At what point does a road become number one priority for an upgrade ? I'd love to know the answer, because having being stuck today at three points on the Yorkshire motorway network that are in dire need of extra capacity, I'm wanting to grab the MP responsible, place them in a room with 1000's of other cross motorists and see what affect that has on future work !
My typical journey, three or four times a week is more or less fine in the morning, if I leave home at 6am ! But coming home, there are three sections that really get me cross, first is the M62 J26-27, which has been the scene of a innovative waste of money called a HOV (High Occupancy Vehicle) Lane, which must be the most abused restriction in the entire country and done nothing for the journey times on the M62.

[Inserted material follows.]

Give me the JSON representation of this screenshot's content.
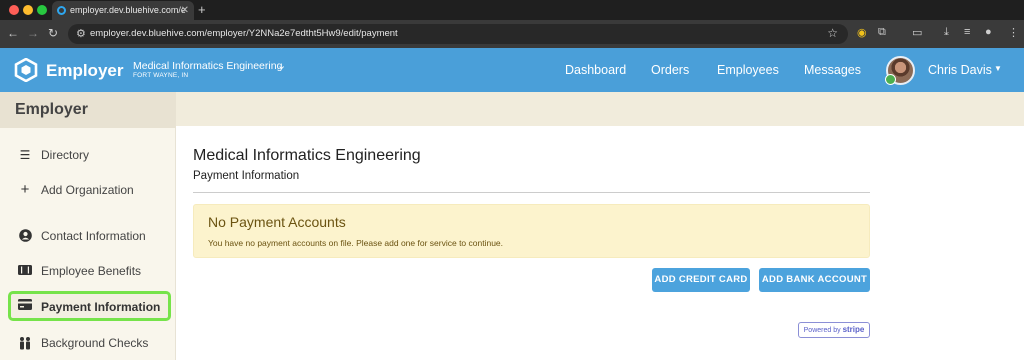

The second, on the M1 heading from Lofthouse (J42) to J41 is also an object lesson in how not to design motorways. Granted, back in the 1970's I'm sure this section was a great improvement over using the old a roads, but now, an inordinate number of vehicles have to weive here, with three lanes of vehicles joining from the southbound J42 slip wanting lanes two and three and half a city coming down the M1 wanting to leave at J41. This mind numbing experience each day strikes me as one of the hot top 10 locations on the network that if improved, could contribute in save time alone to the billions wasted on the banks.
Last up, the M1 passes Sheffield, whilst three lanes of motorway have been great between Wakefield and Sheffield, approaching the Tinsley Viaduct, the motorway loses capacity to a shopping centre ! Now dont get me wrong here, the shopping centre generates enough traffic to warrant a whole lane, if not two, but that shouldn’t be at cost to the strategic shipping of goods and the long haul drivers that face this nightmare daily.
So what’s the solution ? I say damn the banks, if a bank goes under, good riddance, let the government take over the mortgage loans, gaining income from the population and use the £100's of Billions being pumped into paperclips and champagne dinners back into industry to build roads and homes, manufacture bridges and structures, maintain crumbling infrastructure and create jobs.